The ground-breaking results of immunotherapy (IT) in cancer patients still leave uncovered multiple drawbacks on the current clinical translation of cancer-immune interplay.By converting imaging data into high-throughput features, radiomics emerged as a non-invasive tool to decode tumor immune microenvironment (TIME) and predict IT response. Nonetheless, lack of standardization and methodological issues limit its clinical application. Scarce radiomic data in preclinical tumor settings have been generated so far.

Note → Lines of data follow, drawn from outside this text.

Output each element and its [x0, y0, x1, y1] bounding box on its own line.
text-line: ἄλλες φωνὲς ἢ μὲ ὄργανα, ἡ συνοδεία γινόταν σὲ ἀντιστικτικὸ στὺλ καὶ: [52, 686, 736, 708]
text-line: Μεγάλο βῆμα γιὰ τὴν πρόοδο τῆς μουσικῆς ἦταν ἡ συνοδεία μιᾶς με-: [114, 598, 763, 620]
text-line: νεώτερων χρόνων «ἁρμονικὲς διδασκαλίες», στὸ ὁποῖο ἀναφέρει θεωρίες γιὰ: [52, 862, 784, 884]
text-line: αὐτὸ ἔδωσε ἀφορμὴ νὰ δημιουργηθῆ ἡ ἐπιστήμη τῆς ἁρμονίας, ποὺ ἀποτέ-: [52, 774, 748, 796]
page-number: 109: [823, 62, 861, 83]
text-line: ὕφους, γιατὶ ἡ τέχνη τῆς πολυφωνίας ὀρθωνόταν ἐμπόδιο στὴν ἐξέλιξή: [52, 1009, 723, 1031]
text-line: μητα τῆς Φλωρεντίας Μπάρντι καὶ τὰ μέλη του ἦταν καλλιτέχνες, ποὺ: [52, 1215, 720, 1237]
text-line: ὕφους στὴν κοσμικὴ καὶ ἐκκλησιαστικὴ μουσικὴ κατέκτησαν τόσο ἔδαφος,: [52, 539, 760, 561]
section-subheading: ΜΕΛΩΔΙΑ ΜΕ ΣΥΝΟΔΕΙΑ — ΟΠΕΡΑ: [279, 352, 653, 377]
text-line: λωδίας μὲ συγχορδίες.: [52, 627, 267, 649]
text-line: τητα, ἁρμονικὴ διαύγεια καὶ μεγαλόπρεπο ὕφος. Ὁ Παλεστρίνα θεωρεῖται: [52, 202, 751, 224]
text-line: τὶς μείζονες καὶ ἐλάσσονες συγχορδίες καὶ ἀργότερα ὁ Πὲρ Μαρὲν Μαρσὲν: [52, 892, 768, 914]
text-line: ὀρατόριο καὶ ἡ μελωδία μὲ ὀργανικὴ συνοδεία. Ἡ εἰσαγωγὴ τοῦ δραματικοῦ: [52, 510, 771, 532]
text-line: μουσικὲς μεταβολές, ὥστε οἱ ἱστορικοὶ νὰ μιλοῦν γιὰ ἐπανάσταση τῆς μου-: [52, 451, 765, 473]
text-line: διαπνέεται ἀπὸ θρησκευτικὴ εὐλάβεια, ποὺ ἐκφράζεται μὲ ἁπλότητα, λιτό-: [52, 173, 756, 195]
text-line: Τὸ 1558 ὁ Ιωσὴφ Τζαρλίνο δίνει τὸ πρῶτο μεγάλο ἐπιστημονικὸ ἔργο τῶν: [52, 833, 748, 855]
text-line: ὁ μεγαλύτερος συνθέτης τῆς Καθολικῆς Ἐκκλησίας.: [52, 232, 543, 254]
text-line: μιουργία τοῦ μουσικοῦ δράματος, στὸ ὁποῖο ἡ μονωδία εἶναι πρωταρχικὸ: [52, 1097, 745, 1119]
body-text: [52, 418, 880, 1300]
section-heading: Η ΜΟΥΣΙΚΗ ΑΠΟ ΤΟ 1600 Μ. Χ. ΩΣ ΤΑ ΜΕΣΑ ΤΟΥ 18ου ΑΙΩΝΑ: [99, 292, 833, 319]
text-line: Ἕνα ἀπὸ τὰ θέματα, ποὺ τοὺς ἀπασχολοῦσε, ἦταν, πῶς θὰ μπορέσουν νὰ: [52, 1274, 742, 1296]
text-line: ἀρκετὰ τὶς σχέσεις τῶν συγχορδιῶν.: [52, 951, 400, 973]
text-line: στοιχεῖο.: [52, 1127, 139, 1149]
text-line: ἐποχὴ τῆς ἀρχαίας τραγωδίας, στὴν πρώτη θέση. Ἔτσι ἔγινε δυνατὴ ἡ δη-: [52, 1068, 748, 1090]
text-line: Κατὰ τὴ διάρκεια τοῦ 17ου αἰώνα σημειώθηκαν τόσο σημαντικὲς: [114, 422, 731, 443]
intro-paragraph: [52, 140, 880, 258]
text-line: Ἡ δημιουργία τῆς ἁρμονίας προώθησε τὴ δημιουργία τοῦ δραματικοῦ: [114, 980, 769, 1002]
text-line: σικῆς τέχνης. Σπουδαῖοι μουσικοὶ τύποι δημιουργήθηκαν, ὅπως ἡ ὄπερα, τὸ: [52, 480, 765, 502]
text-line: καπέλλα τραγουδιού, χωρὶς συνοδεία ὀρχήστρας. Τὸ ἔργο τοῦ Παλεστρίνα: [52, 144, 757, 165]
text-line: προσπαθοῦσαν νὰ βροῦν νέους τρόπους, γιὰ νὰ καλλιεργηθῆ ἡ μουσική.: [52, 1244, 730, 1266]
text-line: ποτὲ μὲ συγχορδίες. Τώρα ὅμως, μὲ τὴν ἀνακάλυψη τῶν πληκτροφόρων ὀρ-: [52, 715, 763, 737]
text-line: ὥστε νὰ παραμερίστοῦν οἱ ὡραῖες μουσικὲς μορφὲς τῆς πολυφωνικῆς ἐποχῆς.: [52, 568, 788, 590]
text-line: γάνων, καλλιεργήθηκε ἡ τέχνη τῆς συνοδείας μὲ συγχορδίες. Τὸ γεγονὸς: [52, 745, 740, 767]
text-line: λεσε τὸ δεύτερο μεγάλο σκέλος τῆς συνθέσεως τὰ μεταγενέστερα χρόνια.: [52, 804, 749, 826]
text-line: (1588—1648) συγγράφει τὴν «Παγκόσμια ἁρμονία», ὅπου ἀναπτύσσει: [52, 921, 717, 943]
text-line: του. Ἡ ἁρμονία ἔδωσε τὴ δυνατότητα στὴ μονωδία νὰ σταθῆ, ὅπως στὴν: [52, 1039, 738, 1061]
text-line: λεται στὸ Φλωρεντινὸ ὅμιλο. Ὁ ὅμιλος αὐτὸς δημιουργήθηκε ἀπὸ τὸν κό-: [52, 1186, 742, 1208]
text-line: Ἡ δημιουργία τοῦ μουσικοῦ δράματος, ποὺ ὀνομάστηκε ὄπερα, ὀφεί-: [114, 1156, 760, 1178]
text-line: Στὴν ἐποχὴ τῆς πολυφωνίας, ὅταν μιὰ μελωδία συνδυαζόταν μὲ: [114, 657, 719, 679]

The aim of our study was to develop a µCT-based radiomic platform in orthotopic murine models of head and neck cancer, to ultimately validate the biological reality of a radiomic approach in the evaluation of tumor infiltrating lymphocytes (TILs).

Material and Methods

We established orthotopic models of head and neck cancer in immunocompetent mice. Tailored regimens including radiotherapy + selective antibodies were employed to modulate TIME (T cell enrichment vs depletion). In vivo preclinical imaging was performed using the Quantum FX µCT technology; µCT scans were processed for radiomic features (RFs) extraction (pyradiomics). Mice heads (comprising tumors) were collected and subjected to decalcification/inclusion protocol. Representative 5µm sections of the entire tumor area were cut from tissue block at constant distance of 500µm and immunohistochemically (IHC) stained for CD8 marker. A dedicated reconstruction algorithm was employed to generate a 3D map of CD8+ TILs (Figure 1).


Results

1. Development and optimization of a quantitative µCT imaging approach: we selected the best acquisition and reconstruction protocol able to minimize noise, improve spatial resolution and overcome potential miscalibration errors, thereby demonstrating the feasibility and reproducibility of µCT imaging in murine models.
2. Deployment of a reproducible radiomic pipeline: after image pre-processing, including voxel resampling and image discretization, we delineated the volumes of interest (VOI) outlining the entire tumor region, which acted as source of information for quantitative analyses at tumor scale. Overall, 106 µCT based RFs (shape, first- and second- order) were extracted and correlated with distinct TIME.
3. Registration of reconstructed IHC images over µCT scans: we obtained a 3D map of CD8+ TILs, which was subsequently readjusted to the anatomical volume obtained by µCT. IHC images were superimposed over µCT scans to correlate the spatial distribution of immune cells with µCT textural parameters.

Conclusion

We generated a reproducible µCT radiomic platform able to non-invasively decipher TIME features in murine models. Exploiting, in finely controlled laboratory settings, the potential of radiomics to timely assess distinct immune parameters and predict treatment outcome, may partly overcome the limitations observed in clinical practice and implement the personalization of therapeutic strategies.